Everything that follows “Funeral Bitch” seems trivial and unnecessary compared to such a momentous monument of malevolence, but that doesn't render “Terrorizer”, a carnivorous, festering instrumental ornamented with nightmarish, skirmishing guitars(!!!), “Pledge Of Allegiance”, another terse, brief burst of bestiality that treads similar ground as “Funeral Bitch” (albeit with a less destructive chord progression…something tells me norsecore bands have ripped stuff like this off, thrown double bass drums into the fray and called it “black metal”…fuck that!) and “Re-Entry And Destruction” duds….for make no bones about it, this is a fucking flawless album.

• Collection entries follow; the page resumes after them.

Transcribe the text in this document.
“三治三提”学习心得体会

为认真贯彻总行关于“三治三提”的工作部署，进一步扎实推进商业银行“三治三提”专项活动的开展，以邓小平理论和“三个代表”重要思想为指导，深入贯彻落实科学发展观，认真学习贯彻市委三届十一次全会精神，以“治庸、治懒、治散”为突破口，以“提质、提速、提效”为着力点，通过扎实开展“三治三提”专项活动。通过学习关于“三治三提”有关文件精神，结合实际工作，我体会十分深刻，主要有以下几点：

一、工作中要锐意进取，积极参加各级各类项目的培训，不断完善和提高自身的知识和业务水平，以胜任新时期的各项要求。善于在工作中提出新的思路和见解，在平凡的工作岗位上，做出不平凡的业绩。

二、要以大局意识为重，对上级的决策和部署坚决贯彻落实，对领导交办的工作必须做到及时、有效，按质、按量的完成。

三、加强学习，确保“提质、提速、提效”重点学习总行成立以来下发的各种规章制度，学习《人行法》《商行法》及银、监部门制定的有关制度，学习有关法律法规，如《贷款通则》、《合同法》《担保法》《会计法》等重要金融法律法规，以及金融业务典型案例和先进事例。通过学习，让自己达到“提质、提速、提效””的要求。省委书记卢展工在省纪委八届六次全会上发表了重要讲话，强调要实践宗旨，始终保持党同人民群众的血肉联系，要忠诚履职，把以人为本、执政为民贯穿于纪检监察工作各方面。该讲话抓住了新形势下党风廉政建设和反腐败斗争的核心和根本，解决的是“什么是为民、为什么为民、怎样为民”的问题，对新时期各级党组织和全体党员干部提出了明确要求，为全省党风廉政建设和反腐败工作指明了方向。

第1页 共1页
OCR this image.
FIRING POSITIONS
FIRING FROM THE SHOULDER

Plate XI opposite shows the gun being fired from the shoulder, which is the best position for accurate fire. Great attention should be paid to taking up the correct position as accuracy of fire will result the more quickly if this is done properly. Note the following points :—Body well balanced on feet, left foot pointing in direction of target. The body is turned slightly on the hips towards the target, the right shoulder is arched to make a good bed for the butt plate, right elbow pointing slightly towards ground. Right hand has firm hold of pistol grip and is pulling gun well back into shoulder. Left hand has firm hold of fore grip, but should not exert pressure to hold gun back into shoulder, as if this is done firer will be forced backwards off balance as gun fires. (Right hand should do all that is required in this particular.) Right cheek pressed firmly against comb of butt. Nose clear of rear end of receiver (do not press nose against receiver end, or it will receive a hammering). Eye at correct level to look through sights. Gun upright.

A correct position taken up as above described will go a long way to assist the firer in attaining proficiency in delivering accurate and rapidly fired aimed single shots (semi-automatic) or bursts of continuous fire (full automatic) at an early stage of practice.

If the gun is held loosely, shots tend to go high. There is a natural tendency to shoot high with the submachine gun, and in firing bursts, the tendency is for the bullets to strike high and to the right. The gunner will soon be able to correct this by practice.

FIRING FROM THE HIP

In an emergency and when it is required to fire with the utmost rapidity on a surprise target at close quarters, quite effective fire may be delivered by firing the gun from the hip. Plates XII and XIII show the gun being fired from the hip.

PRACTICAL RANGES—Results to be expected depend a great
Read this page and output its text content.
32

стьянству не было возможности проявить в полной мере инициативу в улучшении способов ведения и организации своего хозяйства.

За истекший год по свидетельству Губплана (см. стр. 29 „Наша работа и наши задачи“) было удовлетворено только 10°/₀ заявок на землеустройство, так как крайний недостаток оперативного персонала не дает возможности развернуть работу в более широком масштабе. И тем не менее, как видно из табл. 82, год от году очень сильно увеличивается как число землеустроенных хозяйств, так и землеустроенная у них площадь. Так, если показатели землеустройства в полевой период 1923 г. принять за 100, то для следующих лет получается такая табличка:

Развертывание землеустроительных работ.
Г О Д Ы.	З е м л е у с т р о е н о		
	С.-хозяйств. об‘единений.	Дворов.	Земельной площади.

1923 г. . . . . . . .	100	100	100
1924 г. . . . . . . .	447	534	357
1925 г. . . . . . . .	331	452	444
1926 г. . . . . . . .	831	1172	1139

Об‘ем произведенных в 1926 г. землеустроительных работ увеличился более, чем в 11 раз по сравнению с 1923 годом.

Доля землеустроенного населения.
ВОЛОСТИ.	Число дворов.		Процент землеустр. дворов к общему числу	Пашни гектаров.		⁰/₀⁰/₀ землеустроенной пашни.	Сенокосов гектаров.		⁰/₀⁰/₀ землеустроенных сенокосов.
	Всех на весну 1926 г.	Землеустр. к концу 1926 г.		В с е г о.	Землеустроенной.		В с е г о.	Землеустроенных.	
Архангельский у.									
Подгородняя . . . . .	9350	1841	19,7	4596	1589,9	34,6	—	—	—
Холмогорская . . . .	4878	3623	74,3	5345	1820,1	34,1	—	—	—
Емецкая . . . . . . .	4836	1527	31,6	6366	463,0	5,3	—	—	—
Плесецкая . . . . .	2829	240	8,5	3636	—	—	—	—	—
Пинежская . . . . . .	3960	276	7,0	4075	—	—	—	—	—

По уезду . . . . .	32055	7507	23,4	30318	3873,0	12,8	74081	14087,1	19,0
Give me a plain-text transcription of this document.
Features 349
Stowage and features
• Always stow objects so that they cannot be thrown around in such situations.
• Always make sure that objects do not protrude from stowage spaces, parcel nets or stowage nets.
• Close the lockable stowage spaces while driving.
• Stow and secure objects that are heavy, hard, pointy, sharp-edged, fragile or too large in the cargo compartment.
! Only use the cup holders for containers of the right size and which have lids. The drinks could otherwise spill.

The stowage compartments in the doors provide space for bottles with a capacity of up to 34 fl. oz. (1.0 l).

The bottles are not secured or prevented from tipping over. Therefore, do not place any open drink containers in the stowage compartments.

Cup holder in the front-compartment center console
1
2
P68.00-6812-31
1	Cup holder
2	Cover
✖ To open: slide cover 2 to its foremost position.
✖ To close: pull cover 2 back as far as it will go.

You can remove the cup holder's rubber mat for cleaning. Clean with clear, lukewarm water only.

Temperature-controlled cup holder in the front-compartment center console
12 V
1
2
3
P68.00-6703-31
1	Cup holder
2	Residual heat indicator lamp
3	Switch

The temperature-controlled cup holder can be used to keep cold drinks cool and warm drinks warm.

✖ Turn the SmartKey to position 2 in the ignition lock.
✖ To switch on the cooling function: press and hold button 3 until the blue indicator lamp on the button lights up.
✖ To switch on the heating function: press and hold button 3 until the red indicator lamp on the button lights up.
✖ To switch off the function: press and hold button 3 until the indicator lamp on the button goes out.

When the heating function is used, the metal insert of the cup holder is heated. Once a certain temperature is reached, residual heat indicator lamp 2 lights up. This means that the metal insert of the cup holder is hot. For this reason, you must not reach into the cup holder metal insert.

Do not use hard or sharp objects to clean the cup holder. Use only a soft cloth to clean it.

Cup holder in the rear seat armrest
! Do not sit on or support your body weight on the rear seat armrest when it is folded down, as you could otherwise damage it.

The bonus tracks that have been appended to this masterpiece seem somewhat disjointed compared to the album that precedes them, being lost demo sessions culled from 1991 and 1993. The songs here are more structured, restrained and dare I say it, “musical” than the '85 stuff. What this means, of course, is that the chaotic frenzy of “Mangled Dehumanization” has been tamed a bit in lieu of more elongated arrangements, a cleaner production, strangely melodic solos and more involved, progressive songwriting. This doesn't really go down well with me following the '85 record, but do keep in mind that this stuff was recorded shortly after the self-titled masterwork (being essentially the same songs as the ones featured on the s/t, so if you adore that album, as I do, you will be inclined to dig the fuck out of tracks 8-10, for it is still FAR more genuine and raw than virtually anything that is exhumed from the underground nowadays. It's interesting to note the evolution between the '1985 Album' and the 'S/T', really. Of course, I have a little beef with Paul Masvidal not being on this, because the solos he would subsequently record on the 'Master' LP were pretty great. All that being said, though, Jim Martinelli is more than capable at producing a nifty melodic counterpoint to the pummelling chords here. I dig the beginning of “Submerged In Sin”, too, as it almost nods towards Speckmann's prior work with War Cry. Very cool! The last track, “Cut Through The Filth” (1993, after 'On The Seventh Day…God Created Master'), is pretty bizarre, featuring what sounds like a flute accompanying the thrashy, awkwardly folky riff. Of course, all is forgiven when one gets a taste of Speckmann's UNEARTHLY bass tone on the track…what the fuck?!??!
So yeah. Buy or die, because if you love death metal, a good amount of that love should be proportioned and siphoned into the first three Master records. This is the first of those three, so you can do the math. Paul Speckmann, you are a deity among men, and I humble myself at your bearded, grisly visage.